Her uncle for the last time made her a ceremonious bow, a little on one side, and, shrinking into himself, made a scrape with his foot and walked back.
"Idiot!" thought Olga Mihalovna. "I hope he will go home."
She found the ladies and the young people among the raspberries in the kitchen garden. Some were eating raspberries; others, tired of eating raspberries, were strolling about the strawberry beds or foraging among the sugar-peas. A little on one side of the raspberry bed, near a branching appletree propped up by posts which had been pulled out of an old fence, Pyotr Dmitritch was mowing the grass. His hair was falling over his forehead, his cravat was untied. His watch-chain was hanging loose. Every step and every swing of the scythe showed skill and the possession of immense physical strength. Near him were standing Lubotchka and the daughters of a neighbour, Colonel Bukryeev – two anaemic and unhealthily stout fair girls, Natalya and Valentina, or, as they were always called, Nata and Vata, both wearing white frocks and strikingly like each other. Pyotr Dmitritch was teaching them to mow.

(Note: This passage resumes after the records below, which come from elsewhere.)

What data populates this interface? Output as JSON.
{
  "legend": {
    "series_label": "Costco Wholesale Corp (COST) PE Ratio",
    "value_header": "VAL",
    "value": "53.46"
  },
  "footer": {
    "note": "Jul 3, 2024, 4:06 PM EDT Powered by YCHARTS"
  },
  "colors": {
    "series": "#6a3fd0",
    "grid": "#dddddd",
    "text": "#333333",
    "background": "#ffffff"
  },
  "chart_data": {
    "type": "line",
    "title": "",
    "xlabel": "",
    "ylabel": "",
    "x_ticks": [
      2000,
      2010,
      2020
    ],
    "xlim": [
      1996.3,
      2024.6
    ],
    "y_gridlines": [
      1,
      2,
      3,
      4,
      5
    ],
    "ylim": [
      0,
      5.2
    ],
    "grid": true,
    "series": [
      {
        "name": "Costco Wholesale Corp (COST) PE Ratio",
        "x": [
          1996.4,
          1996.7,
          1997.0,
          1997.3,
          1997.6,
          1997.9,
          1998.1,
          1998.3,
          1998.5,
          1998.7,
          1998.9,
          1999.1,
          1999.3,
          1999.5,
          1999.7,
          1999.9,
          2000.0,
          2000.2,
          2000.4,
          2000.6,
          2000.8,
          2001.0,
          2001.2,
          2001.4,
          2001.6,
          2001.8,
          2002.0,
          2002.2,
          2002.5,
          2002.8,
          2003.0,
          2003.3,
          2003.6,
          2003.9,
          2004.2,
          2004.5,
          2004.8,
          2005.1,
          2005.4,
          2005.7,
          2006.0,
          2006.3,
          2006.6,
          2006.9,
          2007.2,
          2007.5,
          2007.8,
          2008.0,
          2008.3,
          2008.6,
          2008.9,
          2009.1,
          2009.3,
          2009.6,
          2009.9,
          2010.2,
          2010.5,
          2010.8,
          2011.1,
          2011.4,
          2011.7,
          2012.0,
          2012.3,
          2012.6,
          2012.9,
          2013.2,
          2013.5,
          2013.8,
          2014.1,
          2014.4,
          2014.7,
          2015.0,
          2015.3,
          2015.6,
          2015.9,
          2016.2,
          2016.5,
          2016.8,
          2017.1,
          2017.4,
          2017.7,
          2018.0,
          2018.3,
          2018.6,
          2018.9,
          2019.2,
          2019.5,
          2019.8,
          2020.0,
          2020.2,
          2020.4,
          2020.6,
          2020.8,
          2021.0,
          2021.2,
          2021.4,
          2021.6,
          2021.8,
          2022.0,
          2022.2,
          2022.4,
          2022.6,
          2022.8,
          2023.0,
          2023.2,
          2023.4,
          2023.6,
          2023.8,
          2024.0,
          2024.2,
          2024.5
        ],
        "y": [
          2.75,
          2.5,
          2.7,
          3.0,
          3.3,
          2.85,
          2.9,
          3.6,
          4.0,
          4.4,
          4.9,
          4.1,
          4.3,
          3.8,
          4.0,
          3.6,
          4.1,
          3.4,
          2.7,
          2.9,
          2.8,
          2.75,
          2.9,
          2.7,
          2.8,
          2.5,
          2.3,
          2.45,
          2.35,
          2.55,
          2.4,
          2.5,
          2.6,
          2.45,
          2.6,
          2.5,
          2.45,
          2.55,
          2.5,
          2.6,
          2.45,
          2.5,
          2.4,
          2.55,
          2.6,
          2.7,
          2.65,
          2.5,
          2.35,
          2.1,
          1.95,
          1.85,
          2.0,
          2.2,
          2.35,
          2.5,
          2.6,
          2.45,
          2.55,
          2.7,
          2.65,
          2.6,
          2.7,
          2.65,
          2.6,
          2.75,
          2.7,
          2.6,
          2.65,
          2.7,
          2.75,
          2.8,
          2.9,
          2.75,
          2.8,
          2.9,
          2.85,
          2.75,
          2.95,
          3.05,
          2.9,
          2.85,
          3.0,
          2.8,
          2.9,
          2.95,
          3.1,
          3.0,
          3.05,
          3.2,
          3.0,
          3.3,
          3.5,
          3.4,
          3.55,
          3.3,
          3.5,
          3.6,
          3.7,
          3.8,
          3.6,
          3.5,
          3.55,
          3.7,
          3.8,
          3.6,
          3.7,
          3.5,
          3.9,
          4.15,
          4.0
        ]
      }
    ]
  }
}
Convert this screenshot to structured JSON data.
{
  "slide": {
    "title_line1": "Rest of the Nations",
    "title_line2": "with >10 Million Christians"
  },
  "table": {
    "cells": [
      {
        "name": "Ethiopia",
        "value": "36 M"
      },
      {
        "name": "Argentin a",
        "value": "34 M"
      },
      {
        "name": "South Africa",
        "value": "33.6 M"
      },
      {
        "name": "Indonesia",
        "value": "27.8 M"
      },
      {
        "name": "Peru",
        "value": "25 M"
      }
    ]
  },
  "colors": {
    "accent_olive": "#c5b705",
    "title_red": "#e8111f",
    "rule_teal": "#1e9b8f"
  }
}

"It's very simple," he said. "You have only to know how to hold the scythe and not to get too hot over it – that is, not to use more force than is necessary! Like this… Wouldn't you like to try?" he said, offering the scythe to Lubotchka. "Come!"
Lubotchka took the scythe clumsily, blushed crimson, and laughed.
"Don't be afraid, Lubov Alexandrovna!" cried Olga Mihalovna, loud enough for all the ladies to hear that she was with them. "Don't be afraid! You must learn! If you marry a Tolstoyan he will make you mow."